In the first two months on the program, she lost 10 percent of her body fat. “I’m like three pounds away from my weight goal, but I don’t anticipate stopping when I get there, because I want to maintain it,” she says. “I don’t know if I can maintain it without him.”
Oliveri loved the results she saw so much, Scott got six new clients from her referrals. She says the only downside to the program and others like it is its $150-per-month cost. “It’s a little bit of an investment, but I think it’s well worth it,” she says. “And besides, I don’t pay a monthly gym membership.”
The people Scott trains range in age from 15 to 82 and come to him with all sorts of goals. Some want to lose weight, some are athletes wanting to improve their game, and there’s even a recreational skier wanting to hit the slopes again after a knee injury.
“There’s not a person who can’t do this work-out,” Scott says confidently. “There’s not a doctor in this world who’s ever going to say that lifting light weights slow is dangerous, bad for your health or bad for your joints.”
If the high-intensity workout sounds, well, too intense for you, Dr. E. Carolyn Johnson, an associate professor in nutrition and exercise physiology at Washington State University in Spokane, suggests there are other ways to make 15 minutes count. In fact, you may not need to leave your desk to get in a mini-workout.
“We all think of exercise as a generic term for getting fit,” Johnson says. “There are so many components to it that a desk workout might not be able to accomplish some of the things we associate most with health, but it can certainly accomplish important things.”
To help improve upper-body strength, try standing push-ups against a desk. For your thighs and buttocks, stand up and do a few squats, keeping your back straight while tightening your abdominal muscles.

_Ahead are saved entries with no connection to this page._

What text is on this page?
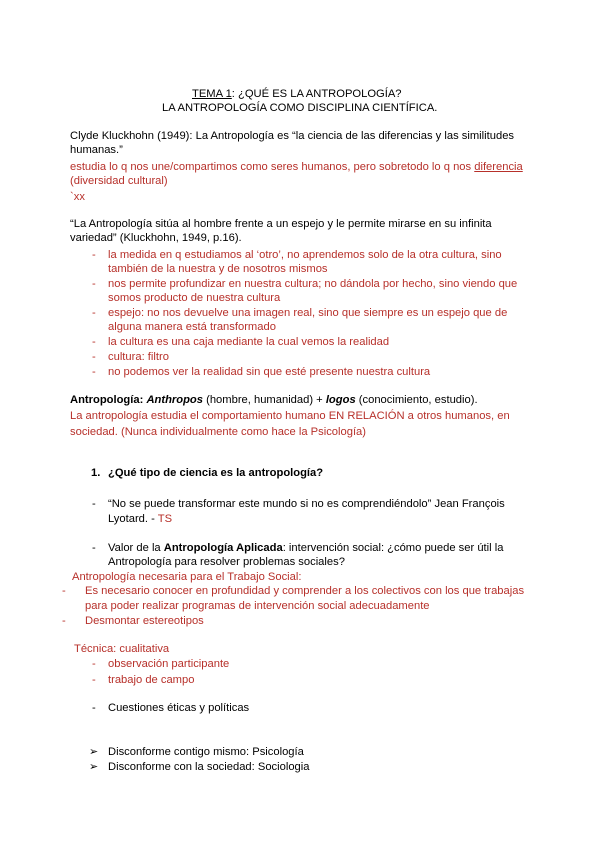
TEMA 1: ¿QUÉ ES LA ANTROPOLOGÍA?
LA ANTROPOLOGÍA COMO DISCIPLINA CIENTÍFICA.
Clyde Kluckhohn (1949): La Antropología es “la ciencia de las diferencias y las similitudes
humanas.”
estudia lo q nos une/compartimos como seres humanos, pero sobretodo lo q nos diferencia
(diversidad cultural)
`xx
“La Antropología sitúa al hombre frente a un espejo y le permite mirarse en su infinita
variedad” (Kluckhohn, 1949, p.16).
- la medida en q estudiamos al ‘otro’, no aprendemos solo de la otra cultura, sino
también de la nuestra y de nosotros mismos
- nos permite profundizar en nuestra cultura; no dándola por hecho, sino viendo que
somos producto de nuestra cultura
- espejo: no nos devuelve una imagen real, sino que siempre es un espejo que de
alguna manera está transformado
- la cultura es una caja mediante la cual vemos la realidad
- cultura: filtro
- no podemos ver la realidad sin que esté presente nuestra cultura
Antropología: Anthropos (hombre, humanidad) + logos (conocimiento, estudio).
La antropología estudia el comportamiento humano EN RELACIÓN a otros humanos, en
sociedad. (Nunca individualmente como hace la Psicología)
1. ¿Qué tipo de ciencia es la antropología?
- “No se puede transformar este mundo si no es comprendiéndolo” Jean François
Lyotard. - TS
- Valor de la Antropología Aplicada: intervención social: ¿cómo puede ser útil la
Antropología para resolver problemas sociales?
Antropología necesaria para el Trabajo Social:
- Es necesario conocer en profundidad y comprender a los colectivos con los que trabajas
para poder realizar programas de intervención social adecuadamente
- Desmontar estereotipos
Técnica: cualitativa
- observación participante
- trabajo de campo
- Cuestiones éticas y políticas
➢ Disconforme contigo mismo: Psicología
➢ Disconforme con la sociedad: Sociologia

Overhead stretches also help improve the flexibility that office workers tend to lose while sitting at a desk and staring at a computer all day.
When it comes to cardio exercise, the Centers for Disease Control recommend that adults age 18 to 64 should get 30 minutes of moderate aerobic exercise five days a week. “We now know that you can accumulate that amount of time in smaller increments, and the smallest increment recommended is 10 minutes,” Johnson says.
This means that taking just three 10-minute or two 15-minute breaks out of your workday — climb the stairs, take a brisk walk — will get you the needed 30 minutes of cardio exercise.
“The thing that we as exercise physiologists have been very guilty of in the past is setting the bar so high people don’t start,” Johnson says. “And the biggest thing is to just get up and move.”